When the Pakistan People's Party (PPP) swept into power in 2008, after almost a decade of military rule, many saw it as the harbinger of a new era of reconciliation. This optimism was bolstered when President Asif Ali Zardari took the unprecedented step of apologising to the Baloch nation for the decades of deprivation and oppression. The president's apology brought a wave of goodwill towards the Baloch, particularly from the intelligentsia, which had, in the past, attempted to brush aside Baloch nationalist sentiments as criminal or 'anti-state' activities. The official apology also brought hope for betterment in state policy for the province. Since then, however, Islamabad has shown little sincerity in understanding or improving the lot of Balochistan, where the civilian government is struggling to deal with increasing militarisation.
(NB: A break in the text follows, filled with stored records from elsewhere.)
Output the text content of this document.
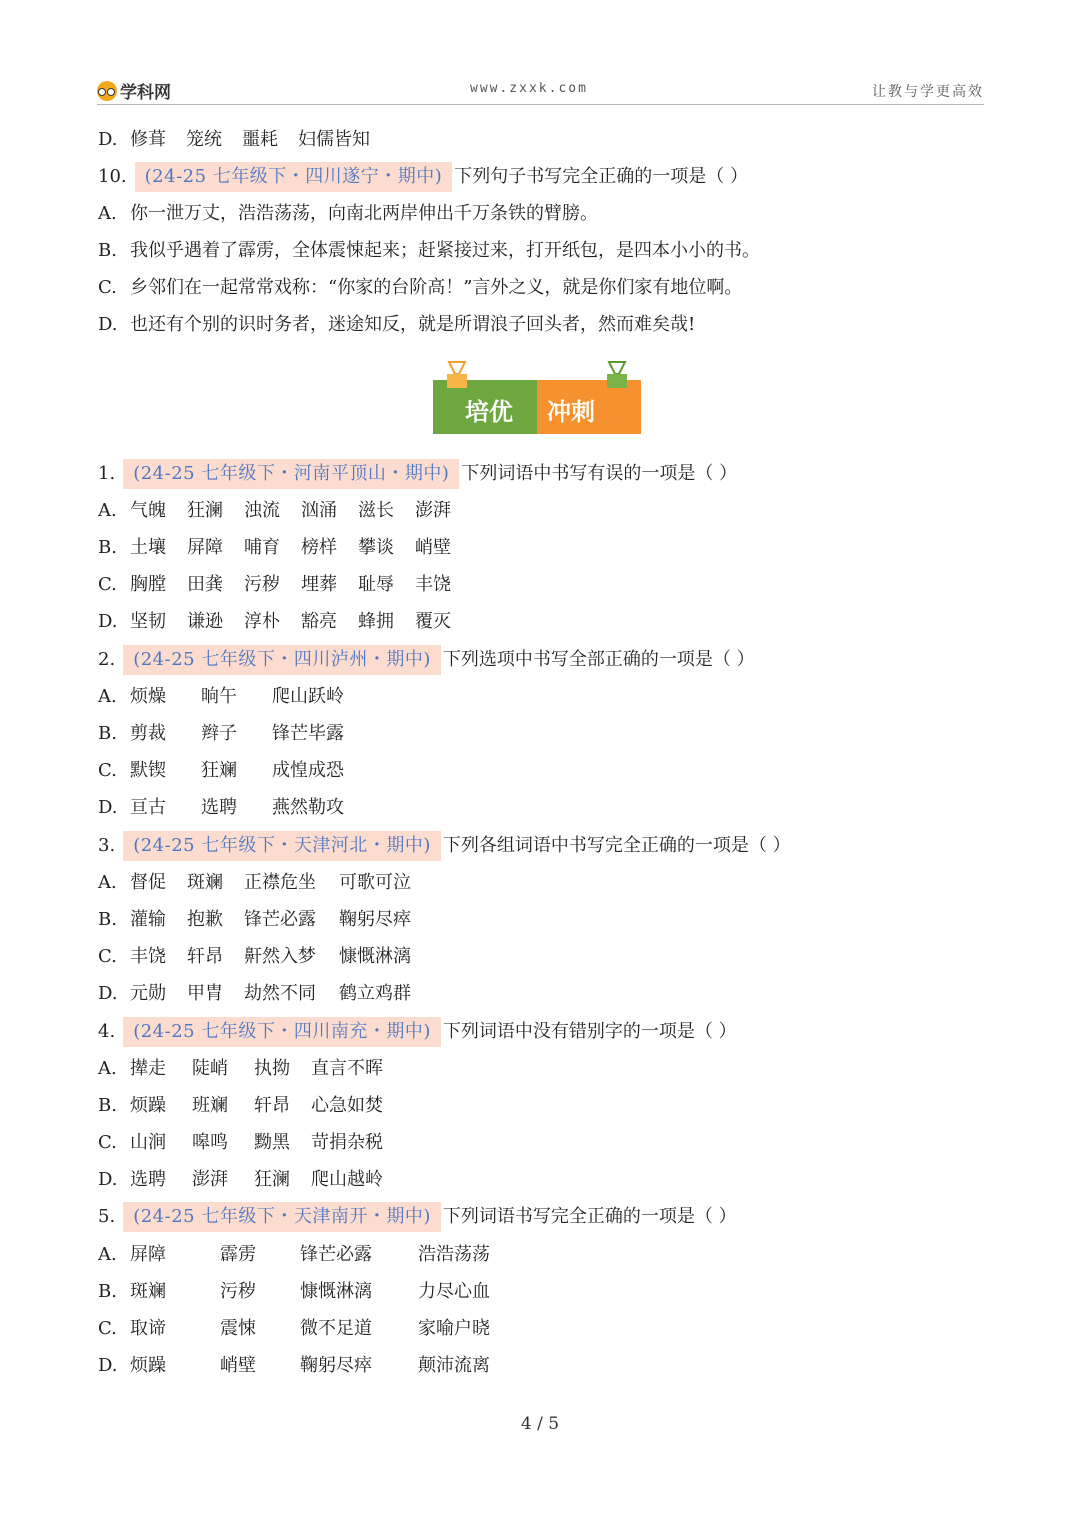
学科网	www.zxxk.com	让教与学更高效
D. 修葺	笼统	噩耗	妇儒皆知
10.	(24-25 七年级下・四川遂宁・期中) 下列句子书写完全正确的一项是（ ）
A. 你一泄万丈，浩浩荡荡，向南北两岸伸出千万条铁的臂膀。
B. 我似乎遇着了霹雳，全体震悚起来；赶紧接过来，打开纸包，是四本小小的书。
C. 乡邻们在一起常常戏称：“你家的台阶高！”言外之义，就是你们家有地位啊。
D. 也还有个别的识时务者，迷途知反，就是所谓浪子回头者，然而难矣哉!
培优 冲刺
1.	(24-25 七年级下・河南平顶山・期中) 下列词语中书写有误的一项是（ ）
A. 气魄	狂澜	浊流	汹涌	滋长	澎湃
B. 土壤	屏障	哺育	榜样	攀谈	峭壁
C. 胸膛	田龚	污秽	埋葬	耻辱	丰饶
D. 坚韧	谦逊	淳朴	豁亮	蜂拥	覆灭
2.	(24-25 七年级下・四川泸州・期中) 下列选项中书写全部正确的一项是（ ）
A. 烦燥	晌午	爬山跃岭
B. 剪裁	辫子	锋芒毕露
C. 默锲	狂斓	成惶成恐
D. 亘古	选聘	燕然勒攻
3.	(24-25 七年级下・天津河北・期中) 下列各组词语中书写完全正确的一项是（ ）
A. 督促	斑斓	正襟危坐	可歌可泣
B. 灌输	抱歉	锋芒必露	鞠躬尽瘁
C. 丰饶	轩昂	鼾然入梦	慷慨淋漓
D. 元勋	甲胄	劫然不同	鹤立鸡群
4.	(24-25 七年级下・四川南充・期中) 下列词语中没有错别字的一项是（ ）
A. 撵走	陡峭	执拗	直言不晖
B. 烦躁	班斓	轩昂	心急如焚
C. 山涧	嗥鸣	黝黑	苛捐杂税
D. 选聘	澎湃	狂澜	爬山越岭
5.	(24-25 七年级下・天津南开・期中) 下列词语书写完全正确的一项是（ ）
A. 屏障	霹雳	锋芒必露	浩浩荡荡
B. 斑斓	污秽	慷慨淋漓	力尽心血
C. 取谛	震悚	微不足道	家喻户晓
D. 烦躁	峭壁	鞠躬尽瘁	颠沛流离
4 / 5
The latter has also served to alienate and radicalise the population in general.
Alienation of a nation
For outsiders, Balochistan is largely marked by glorious sunsets, stark desert scenery and majestic rocky mountains; life on the ground, however, is in striking contrast to such beauty. The rule of law holds little meaning in a situation where the people are often seen by the state as a violent 'other' who must be quelled for the security of the 'nation'. This narrative is held in place by a systematic, brutal campaign aimed at silencing all voices of dissent – and keeping alternative perspectives from finding their way out. Reading the morning papers or watching the evening news elsewhere in Pakistan, one could conveniently forget that the country's largest province is – and has been for the past several decades – at war with the state. Since information coming out of Balochistan is subjected to strict state control, few outside the province are aware of the increasing, and increasingly brutal, role of the FC. Nor do most Pakistanis elsewhere understand the exact extent of the indigenous independence movement, the opposition to 'development' around the new Gwadar port, the annexation of land by the armed forces, the widespread sale of agricultural lands to outsiders, or the number of people who have been 'disappeared' by the intelligence agencies.